The green water of the harbor humped and gathered, drawing back against the promontory. Once again, Hyacinthe pushed with both hands, murmuring under his breath. The unnatural wave surged forward, gathering speed, and picked up the ship as effortlessly as a cork. Sails taut, bobbing on the crest, it shot through the passageway and vanished out of sight beyond the cliff walls.
And like that, they were gone.
I sat on the promontory, numb. "Joscelin will be furious."
Hyacinthe continued to concentrate, his black eyes wide and blurred, shifting, seeing something beyond the bounds of mortal vision. "No. He's the boy to think of, now. He'll understand." Satisfied with his efforts, he retrieved his case.

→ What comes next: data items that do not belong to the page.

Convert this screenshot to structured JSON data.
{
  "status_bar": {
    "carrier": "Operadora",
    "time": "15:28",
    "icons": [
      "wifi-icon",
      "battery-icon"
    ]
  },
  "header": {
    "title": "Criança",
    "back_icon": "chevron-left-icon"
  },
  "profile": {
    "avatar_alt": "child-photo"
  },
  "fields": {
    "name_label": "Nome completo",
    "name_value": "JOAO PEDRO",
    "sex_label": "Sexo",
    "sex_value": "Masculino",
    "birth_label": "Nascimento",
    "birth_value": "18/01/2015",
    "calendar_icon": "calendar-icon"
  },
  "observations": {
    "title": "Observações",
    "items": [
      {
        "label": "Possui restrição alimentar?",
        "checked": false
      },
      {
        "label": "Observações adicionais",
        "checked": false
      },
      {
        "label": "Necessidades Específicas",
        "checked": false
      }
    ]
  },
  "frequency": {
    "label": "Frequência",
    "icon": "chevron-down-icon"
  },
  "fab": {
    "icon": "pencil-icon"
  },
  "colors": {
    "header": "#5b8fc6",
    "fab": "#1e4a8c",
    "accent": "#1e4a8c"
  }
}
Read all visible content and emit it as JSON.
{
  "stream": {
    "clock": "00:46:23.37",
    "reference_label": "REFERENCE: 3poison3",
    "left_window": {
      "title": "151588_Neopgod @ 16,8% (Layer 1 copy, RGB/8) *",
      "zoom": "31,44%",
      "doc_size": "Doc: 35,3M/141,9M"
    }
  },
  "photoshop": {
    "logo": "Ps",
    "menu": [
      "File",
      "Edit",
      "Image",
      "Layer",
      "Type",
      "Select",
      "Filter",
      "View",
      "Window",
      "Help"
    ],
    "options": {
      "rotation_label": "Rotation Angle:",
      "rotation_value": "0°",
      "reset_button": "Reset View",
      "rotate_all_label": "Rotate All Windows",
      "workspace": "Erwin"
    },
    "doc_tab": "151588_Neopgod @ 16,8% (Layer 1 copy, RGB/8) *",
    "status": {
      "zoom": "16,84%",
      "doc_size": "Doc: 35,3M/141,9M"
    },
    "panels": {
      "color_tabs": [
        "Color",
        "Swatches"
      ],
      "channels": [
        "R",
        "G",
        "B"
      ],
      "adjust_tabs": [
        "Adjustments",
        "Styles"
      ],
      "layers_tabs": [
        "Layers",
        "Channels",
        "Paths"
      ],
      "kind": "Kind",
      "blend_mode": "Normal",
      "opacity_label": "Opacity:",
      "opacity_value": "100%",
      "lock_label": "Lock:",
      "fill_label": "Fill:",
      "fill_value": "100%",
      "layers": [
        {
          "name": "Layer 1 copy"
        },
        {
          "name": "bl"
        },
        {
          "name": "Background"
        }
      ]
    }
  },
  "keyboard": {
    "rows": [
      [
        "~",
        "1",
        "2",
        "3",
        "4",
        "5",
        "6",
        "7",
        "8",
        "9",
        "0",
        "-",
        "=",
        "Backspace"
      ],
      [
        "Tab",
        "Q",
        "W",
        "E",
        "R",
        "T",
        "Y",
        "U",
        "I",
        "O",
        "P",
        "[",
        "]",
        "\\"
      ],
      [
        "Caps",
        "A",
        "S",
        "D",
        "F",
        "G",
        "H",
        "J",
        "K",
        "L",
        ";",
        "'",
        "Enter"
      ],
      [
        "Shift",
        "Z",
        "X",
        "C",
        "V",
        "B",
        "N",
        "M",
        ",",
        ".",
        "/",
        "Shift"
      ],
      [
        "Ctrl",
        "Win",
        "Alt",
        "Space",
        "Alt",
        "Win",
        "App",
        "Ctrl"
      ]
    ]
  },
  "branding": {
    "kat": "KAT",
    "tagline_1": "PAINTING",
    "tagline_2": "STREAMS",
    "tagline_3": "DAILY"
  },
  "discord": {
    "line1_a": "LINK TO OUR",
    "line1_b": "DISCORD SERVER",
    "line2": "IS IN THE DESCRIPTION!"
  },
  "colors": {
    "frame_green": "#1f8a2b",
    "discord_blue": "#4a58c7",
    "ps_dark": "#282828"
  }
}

The harbor was as empty and tranquil as it had been when we entered it. Small figures clustered at the top of the stairs, lining the temple, but dared come no further. It was only the two of us.
"What now?" Hyacinthe asked softly. "We try to cross?"
Still sitting, I nodded. "You can cause the waters to bear us upon their surface?"
"Yes." He sat cross-legged next to me holding the case in his arms, an unlikely figure in centuries-old velvet and lace, a face out of my earliest, best memories and eyes like the bottom of the sea. "Unless we fail."
It had not seemed so fearful when the ship lay anchored just off shore. I looked up at the bright sky, the wheeling gulls. A day for beginnings, not endings. "We won't fail."
He smiled a bit. "Will you tell me, afterward, how you travelled through darkness and came to find the Name of God?"
"If you like." Our shoulders brushed, barely touching. We used to sit together just so, eating stolen tarts under the bridge at Tertius' Crossing in the City of Elua. "Will you tell me what it's like to com mand the winds and seas?"
"Yes." Hyacinthe watched the empty harbor. "There's no point in delaying, is there?"
I wished there was, now that it came to it. But there wasn't. "No."
"Then let's go." He rose, tucking the case under one arm; his turn, now, to help me to my feet. I kept hold of his hand as we walked to the very edge of the promontory. Water lapped at the rocks, clear and calm and most assuredly not solid. Hyacinthe released my hand to speak another charm in no tongue I recognized, forming his free hand into a fist and turning it palm-upward, then opening it.